Um 9 Uhr begann im Rathaus eine Sitzung des Wiener Gemeinderates, die auf Verlangen des ÖVP-Rathausklubs einberufen wurde. Das Thema der Sitzung lautete: „Stadtrat Christoph Wiederkehr mit Skandal-Ressort gescheitert: Fördermittelskandal Minibambini, Behördenversagen in MA 35, Integrationsversagen auf ganzer Linie, 5-Millionen-Euro-Steuergeldspritze für defizitäre Volkshochschulen, vertuschter Kindesmissbrauch in Kindergarten und Mittelschule, Pädagog*innen-Mangel an allen Ecken und Enden“. Ebenfalls eingebracht wurde von ÖVP und den Wiener Grünen ein Misstrauensantrag gegen Vizebürgermeister und Stadtrat Christoph Wiederkehr (NEOS). Fragestunde und Aktuelle Stunde entfielen.

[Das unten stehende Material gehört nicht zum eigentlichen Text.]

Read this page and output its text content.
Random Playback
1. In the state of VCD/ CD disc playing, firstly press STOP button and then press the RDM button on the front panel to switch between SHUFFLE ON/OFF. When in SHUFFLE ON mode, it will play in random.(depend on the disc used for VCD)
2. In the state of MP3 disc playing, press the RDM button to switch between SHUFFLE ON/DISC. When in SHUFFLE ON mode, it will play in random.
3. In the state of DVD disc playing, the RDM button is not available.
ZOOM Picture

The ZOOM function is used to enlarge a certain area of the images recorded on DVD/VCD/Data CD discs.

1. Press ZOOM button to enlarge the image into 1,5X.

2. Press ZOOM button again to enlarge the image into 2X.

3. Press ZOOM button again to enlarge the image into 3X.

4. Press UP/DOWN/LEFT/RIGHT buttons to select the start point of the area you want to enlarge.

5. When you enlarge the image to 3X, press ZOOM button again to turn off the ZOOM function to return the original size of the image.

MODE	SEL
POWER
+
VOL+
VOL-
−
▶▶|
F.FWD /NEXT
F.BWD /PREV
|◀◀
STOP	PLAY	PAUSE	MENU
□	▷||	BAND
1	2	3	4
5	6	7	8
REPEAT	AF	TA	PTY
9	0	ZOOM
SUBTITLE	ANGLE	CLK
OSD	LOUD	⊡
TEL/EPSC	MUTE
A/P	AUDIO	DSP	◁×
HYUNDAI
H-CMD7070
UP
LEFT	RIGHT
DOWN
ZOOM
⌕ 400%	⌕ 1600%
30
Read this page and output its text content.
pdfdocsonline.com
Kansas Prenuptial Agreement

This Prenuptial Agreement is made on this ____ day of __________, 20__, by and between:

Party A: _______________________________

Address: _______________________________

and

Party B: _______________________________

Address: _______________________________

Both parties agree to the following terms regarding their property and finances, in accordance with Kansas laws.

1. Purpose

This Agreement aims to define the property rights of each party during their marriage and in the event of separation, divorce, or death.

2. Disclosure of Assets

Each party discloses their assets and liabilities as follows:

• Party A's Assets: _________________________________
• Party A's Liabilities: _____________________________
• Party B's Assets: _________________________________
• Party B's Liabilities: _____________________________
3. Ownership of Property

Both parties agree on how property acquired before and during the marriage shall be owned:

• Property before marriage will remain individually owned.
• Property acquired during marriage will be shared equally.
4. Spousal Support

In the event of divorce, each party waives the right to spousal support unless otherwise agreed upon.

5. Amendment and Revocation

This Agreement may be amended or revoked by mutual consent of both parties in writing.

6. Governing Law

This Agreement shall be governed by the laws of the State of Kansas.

Zur Begründung der Einberufung der Sitzung trat GR Dr. Markus Wölbitsch-Milan, MIM (ÖVP) vor den Gemeinderat. Er zitierte mehrere Medienberichte, die das angebliche Versagen von Stadtrat Wiederkehr dokumentieren sollten. Die Einberufung der Sitzung sei kein politisches Geplänkel der Opposition, sondern zeige das mangelnde Vertrauen der Bevölkerung in die Politik, so Wölbitsch-Milan. Nach mehr als zwei Jahren in der Regierung könne Wiederkehr sich nicht mehr hinter der SPÖ verstecken, sondern müsse Verantwortung übernehmen für seine Leistung: „Da war in Ihrem Fall definitiv zu wenig.“ Was Wiederkehr in den letzten beiden Jahren geliefert habe, sei nur eine „Handvoll von Skandalen und keinerlei Fortschritte“. Stadtrat Wiederkehr habe bereits aus seinen Oppositionszeiten, die Missstände beim Kindergartenverein Minibamini gekannt. Trotz der Fakten aus dem Rechnungshofbericht, werde dieser „kriminelle“ Verein weiterhin gefördert, krtisierte der ÖVP-Mandatar. „Alleine für diese Tatsache sollten wir Ihnen unser Vertrauen entziehen“, meinte Wölbitsch. Aber die Liste der Verfehlungen sei noch länger: Behördenversagen in der MA 35, die versuchte Vertuschung von Kindesmissbrauch in einem städtischen Kindergarten sowie einer Wiener Mittelschule, das Managementchaos in der Bildungsdirektion, der „Reform-Flop“ Lehrerneuverteilung oder die Überforderung der MA 11. „Die Baustellen, die Sie verwalten sind massiv einsturzgefährdet“, sagte Wölbitsch. Der „absolute Wahnsinn“ seien aber die Probleme bei der MA 35 sowie Millionen-Loch bei den Wiener Volkshochschulen. „Der SPÖ jedes Mal die Mauer zu machen, ist ein starkes Stück für eine Transparenzpartei“, meinte Wölbitsch. „Sie haben sich in Ihrem Amt als massive Enttäuschung erwiesen. Angesichts der vielen Skandale in ihrem Ressort bleibt uns gar nichts anderes übrig, als Ihnen heute das Misstrauen auszusprechen“, sagte Wölbitsch.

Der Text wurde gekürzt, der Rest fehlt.